Although this famous cathedral is known worldwide as “Saint Basil’, its official name is “Cathedral of the Intercession of the Mother of God”. The alternative name linked to Saint Basil refers to the fact that the holy relics of Blessed Basil, who is highly revered in Russia, are buried inside the church. Saint Basil “the Fool” lived between 1468 and 1552 and had been buried in Holy Trinity Cathedral, which at that time was located on the current site of the famous edifice, a few years before the current cathedral was going to be built.
The raising of St. Basil Cathedral was commissioned by Ivan the Terrible in 1552 to mark and celebrate the capture of Kazan from the hands of the Mongols. It was completed in 1560 and although there isn’t any evidence known about its construction, the place is “haunted” by a lot of legends. For example, we do not know anything about the actual builders of the cathedral besides their names – Barma and Postnik Yakovlev – and the legend that after the construction was finished, Ivan blinded them so that they can no longer see anything and never make any comparisons. Historians have established, however, that this is nothing but folklore. Another legend has it that Napoleon love this cathedral so much that he wanted to bring it to Paris. Since this could not be done in that time, he was angry and ordered to be set on fire. A rain saved it in the last minute.
The architects of today cannot agree with the idea that has governed the plan behind the building. There is the hypothesis that the builders wanted to dedicate a tribute to the churches in Jerusalem, building eight churches around the ninth, representing the medieval symbol of the star with eight corners (reminiscent of the Lord’s resurrection day). On the other hand, the eight domes symbolize the eight attacks triggered by tsar against the Tatars of Kazan. The original concept of the Cathedral St. Basil remained hidden under layers of additional styles that have been added to the main building. Originally, the cathedral was completely white to match the white walls of the Kremlin. Regarding the towers, they were golden and not as colored as they are today.
In the 17th century a bell tower was added and the domes were replaced and decorated. In 1860, the cathedral was rebuilt, gaining a new paint and a new integrated and complex design, which has been kept until now. During the time of the Soviet Union was called into question the demolition of the church because it stood in the way of Stalin’s plans of organizing parades on the Red Square. The cathedral was saved only because of the courage of the architect Piotr Baralovski who refused orders to begin preparing demolition, sending the Kremlin a telegram of refusal, saying he will cut his throat in front of the cathedral if it will be destroyed; the telegram was going to cost him five years in prison.

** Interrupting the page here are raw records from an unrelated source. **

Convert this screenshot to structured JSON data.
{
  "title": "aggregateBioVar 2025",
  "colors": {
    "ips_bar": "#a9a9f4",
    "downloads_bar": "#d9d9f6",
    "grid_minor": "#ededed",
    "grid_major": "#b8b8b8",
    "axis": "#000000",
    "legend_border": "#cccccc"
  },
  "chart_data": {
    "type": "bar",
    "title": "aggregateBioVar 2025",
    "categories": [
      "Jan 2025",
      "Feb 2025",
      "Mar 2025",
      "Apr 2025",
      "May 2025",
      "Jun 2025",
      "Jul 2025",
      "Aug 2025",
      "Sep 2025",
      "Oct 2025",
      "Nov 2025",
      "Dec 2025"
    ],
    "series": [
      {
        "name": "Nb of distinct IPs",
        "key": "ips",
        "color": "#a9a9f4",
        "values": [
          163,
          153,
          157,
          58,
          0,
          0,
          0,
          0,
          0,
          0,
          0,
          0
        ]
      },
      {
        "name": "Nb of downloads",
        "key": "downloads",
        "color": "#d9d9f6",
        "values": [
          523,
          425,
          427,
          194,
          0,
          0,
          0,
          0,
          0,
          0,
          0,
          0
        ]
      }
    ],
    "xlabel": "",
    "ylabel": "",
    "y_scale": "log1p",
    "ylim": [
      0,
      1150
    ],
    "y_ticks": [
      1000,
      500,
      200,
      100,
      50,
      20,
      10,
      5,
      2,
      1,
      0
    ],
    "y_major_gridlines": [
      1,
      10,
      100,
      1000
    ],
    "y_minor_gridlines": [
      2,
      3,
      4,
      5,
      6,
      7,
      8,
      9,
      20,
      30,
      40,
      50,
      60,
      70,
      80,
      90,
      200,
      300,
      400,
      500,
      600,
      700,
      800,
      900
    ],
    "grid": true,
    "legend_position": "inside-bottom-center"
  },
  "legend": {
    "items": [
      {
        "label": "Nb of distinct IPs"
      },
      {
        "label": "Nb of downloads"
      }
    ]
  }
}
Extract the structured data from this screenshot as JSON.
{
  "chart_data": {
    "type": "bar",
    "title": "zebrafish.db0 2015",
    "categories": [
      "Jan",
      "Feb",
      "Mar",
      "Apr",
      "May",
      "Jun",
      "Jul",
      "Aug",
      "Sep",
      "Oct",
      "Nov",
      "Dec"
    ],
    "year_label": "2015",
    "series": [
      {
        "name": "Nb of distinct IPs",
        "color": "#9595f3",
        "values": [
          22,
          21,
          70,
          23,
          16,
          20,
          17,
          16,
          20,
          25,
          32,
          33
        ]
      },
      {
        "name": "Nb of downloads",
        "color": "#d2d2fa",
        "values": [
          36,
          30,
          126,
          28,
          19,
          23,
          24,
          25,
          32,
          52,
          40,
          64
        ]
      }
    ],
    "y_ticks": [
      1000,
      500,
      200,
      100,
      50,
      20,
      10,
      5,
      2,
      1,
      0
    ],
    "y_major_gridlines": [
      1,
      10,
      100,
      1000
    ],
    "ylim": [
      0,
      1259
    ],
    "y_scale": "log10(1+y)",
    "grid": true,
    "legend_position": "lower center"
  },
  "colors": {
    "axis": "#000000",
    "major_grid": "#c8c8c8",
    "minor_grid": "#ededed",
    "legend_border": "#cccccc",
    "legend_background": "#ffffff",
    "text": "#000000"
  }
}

Today, St. Basil Cathedral is a museum. During the restoration works of the 70s, in one of the walls was discovered a wooden spiral staircase. Visitors use this scale to enter the main church, which is an architectural masterpiece. Once a year, in October in the cathedral the priests hold the service for the Intercession Day.
Saint Basil Cathedral is open every day of the week, except Tuesday, between 11 to 17o’clock.
It is probably the best known symbol of Moscow and it represents the peak of human creativity and mastery.